Salinity Effects on Pore‐Scale Methane Gas Hydrate Dissociation

Abstract

AbstractMethane gas hydrate may become a significant source of methane gas in the global energy mix for the next decades. The widespread distribution of methane gas hydrate, primarily in subsea sediments on continental margins, makes the crystalline compound attractive for countries with shorelines that seek self‐sustainable energy. Fundamental understanding of pore‐level methane gas hydrate distribution and dissociation pattern in reservoirs is important to anticipate the methane production rate and overall efficiency.
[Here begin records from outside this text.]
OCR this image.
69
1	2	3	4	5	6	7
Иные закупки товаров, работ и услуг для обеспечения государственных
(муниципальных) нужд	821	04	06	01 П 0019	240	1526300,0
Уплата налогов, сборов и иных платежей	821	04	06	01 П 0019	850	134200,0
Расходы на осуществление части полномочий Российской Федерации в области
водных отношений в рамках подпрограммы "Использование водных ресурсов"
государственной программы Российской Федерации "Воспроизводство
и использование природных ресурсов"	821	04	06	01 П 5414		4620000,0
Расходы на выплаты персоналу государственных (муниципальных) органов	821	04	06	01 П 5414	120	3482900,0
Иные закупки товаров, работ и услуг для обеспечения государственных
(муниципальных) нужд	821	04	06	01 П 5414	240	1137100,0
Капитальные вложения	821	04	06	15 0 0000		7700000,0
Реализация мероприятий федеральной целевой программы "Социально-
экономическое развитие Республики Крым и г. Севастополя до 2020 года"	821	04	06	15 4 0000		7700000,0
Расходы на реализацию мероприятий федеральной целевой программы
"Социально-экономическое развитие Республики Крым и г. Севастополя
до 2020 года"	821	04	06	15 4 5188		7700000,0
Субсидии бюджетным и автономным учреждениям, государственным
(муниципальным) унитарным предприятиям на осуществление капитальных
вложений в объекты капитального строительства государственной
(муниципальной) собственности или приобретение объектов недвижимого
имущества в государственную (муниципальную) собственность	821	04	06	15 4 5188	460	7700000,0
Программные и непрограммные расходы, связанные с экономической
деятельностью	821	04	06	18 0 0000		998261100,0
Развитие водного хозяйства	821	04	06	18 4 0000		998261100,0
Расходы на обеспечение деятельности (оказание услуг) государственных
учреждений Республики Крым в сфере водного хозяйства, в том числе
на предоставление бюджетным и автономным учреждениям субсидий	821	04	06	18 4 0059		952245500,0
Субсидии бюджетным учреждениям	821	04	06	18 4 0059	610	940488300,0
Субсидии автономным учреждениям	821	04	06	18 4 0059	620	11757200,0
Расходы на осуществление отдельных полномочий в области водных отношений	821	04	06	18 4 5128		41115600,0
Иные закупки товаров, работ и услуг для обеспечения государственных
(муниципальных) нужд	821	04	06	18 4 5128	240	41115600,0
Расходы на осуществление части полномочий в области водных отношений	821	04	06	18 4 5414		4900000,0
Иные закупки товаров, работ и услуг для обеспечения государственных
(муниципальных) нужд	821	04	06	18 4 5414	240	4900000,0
Specifically, the local salinity gradients occurring during methane gas hydrate dissociation, and its impact on local dissociation characteristics, must be understood as the aqueous phase in most reservoirs is saline. We experimentally evaluate the salinity effect on methane gas hydrate dissociation using high‐pressure silicon‐wafer micromodels with realistic sandstone grain characteristics. Methane gas hydrate was formed for a range of brine salinities (0–5 wt% NaCl), and we report variations in dissociation patterns during depressurization and thermal stimulation as a function of brine salinity. A strong correlation between initial methane gas hydrate distribution and dissociation characteristic, and subsequent release and mobilization of methane gas, was observed. Local water salinities affected the methane gas hydrate structure leading to distinct dissociation patterns of self‐preservation due to water freshening.